Como explica o pesquisador, o primeiro passo de uma missão espacial envolve o uso de foguetes para lançar a cápsula tripulada à órbita. Hoje, a maioria dos equipamentos funcionam a base da combustão de componentes químicos. Para a espaçonave superar a gravidade terrestre e atingir destinos no espaço profundo, como Marte e a Lua, ela precisa adquirir velocidades enormes, que, segundo ele, muitos dos motores químicos podem não ser capazes de propiciar.

Uma espaçonave mais veloz também reduziria a duração das missões. Os astronautas em uma viagem a Marte, por exemplo, seriam expostos a níveis muito altos de radiação que podem causar sérios problemas de saúde a longo prazo, como câncer e esterilidade. Com a possibilidade de chegar ao destino mais rapidamente, a exposição da tripulação diminui.

Densidade energética

Mas afinal, porque sistemas nucleares são mais rápidos que foguetes de combustão química?

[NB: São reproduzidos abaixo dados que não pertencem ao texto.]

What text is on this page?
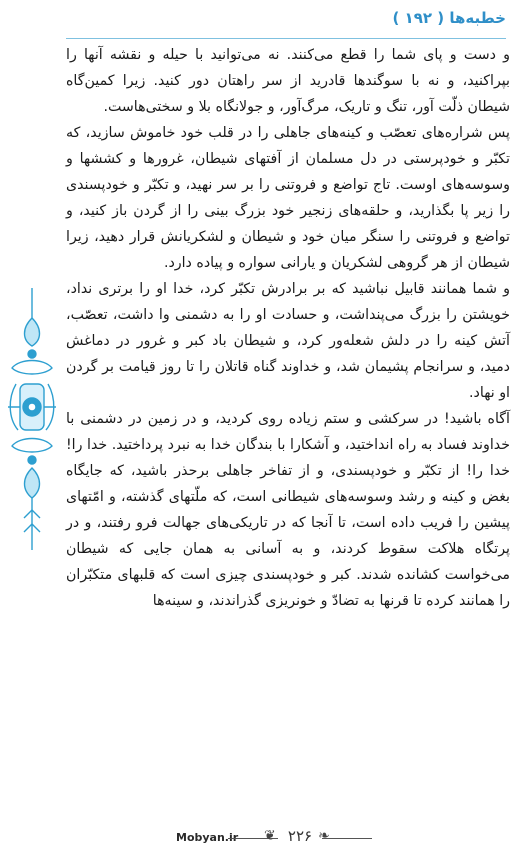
خطبه‌ها ( ۱۹۲ )

و دست و پای شما را قطع می‌کنند. نه می‌توانید با حیله و نقشه آنها را بپراکنید، و نه با سوگندها قادرید از سر راهتان دور کنید. زیرا کمین‌گاه شیطان ذلّت آور، تنگ و تاریک، مرگ‌آور، و جولانگاه بلا و سختی‌هاست.

پس شراره‌های تعصّب و کینه‌های جاهلی را در قلب خود خاموش سازید، که تکبّر و خودپرستی در دل مسلمان از آفتهای شیطان، غرورها و کششها و وسوسه‌های اوست. تاج تواضع و فروتنی را بر سر نهید، و تکبّر و خودپسندی را زیر پا بگذارید، و حلقه‌های زنجیر خود بزرگ بینی را از گردن باز کنید، و تواضع و فروتنی را سنگر میان خود و شیطان و لشکریانش قرار دهید، زیرا شیطان از هر گروهی لشکریان و یارانی سواره و پیاده دارد.

و شما همانند قابیل نباشید که بر برادرش تکبّر کرد، خدا او را برتری نداد، خویشتن را بزرگ می‌پنداشت، و حسادت او را به دشمنی وا داشت، تعصّب، آتش کینه را در دلش شعله‌ور کرد، و شیطان باد کبر و غرور در دماغش دمید، و سرانجام پشیمان شد، و خداوند گناه قاتلان را تا روز قیامت بر گردن او نهاد.

آگاه باشید! در سرکشی و ستم زیاده روی کردید، و در زمین در دشمنی با خداوند فساد به راه انداختید، و آشکارا با بندگان خدا به نبرد پرداختید. خدا را! خدا را! از تکبّر و خودپسندی، و از تفاخر جاهلی برحذر باشید، که جایگاه بغض و کینه و رشد وسوسه‌های شیطانی است، که ملّتهای گذشته، و امّتهای پیشین را فریب داده است، تا آنجا که در تاریکی‌های جهالت فرو رفتند، و در پرتگاه هلاکت سقوط کردند، و به آسانی به همان جایی که شیطان می‌خواست کشانده شدند. کبر و خودپسندی چیزی است که قلبهای متکبّران را همانند کرده تا قرنها به تضادّ و خونریزی گذراندند، و سینه‌ها

Mobyan.ir ❦ ۲۲۶ ❧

De acordo com Boyd, existem três pontos a se considerar ao comparar dois sistemas de propulsão: O impulso, isto é, o quão rápido o sistema pode acelerar a nave; a eficiência de massa, ou seja, o impulso que a tecnologia pode produzir conforme o volume de combustível carregado; e a densidade energética, o que corresponde à quantidade de energia que um determinado volume de combustível pode produzir.

Segundo o professor, os sistemas de propulsão químicos fornecem impulsos poderosos, porém os foguetes são particularmente ineficientes e não entregam um volume suficiente de densidade energética. Ele cita como exemplo o foguete Saturn V, que levou astronautas norte-americanos à Lua na missão Apollo.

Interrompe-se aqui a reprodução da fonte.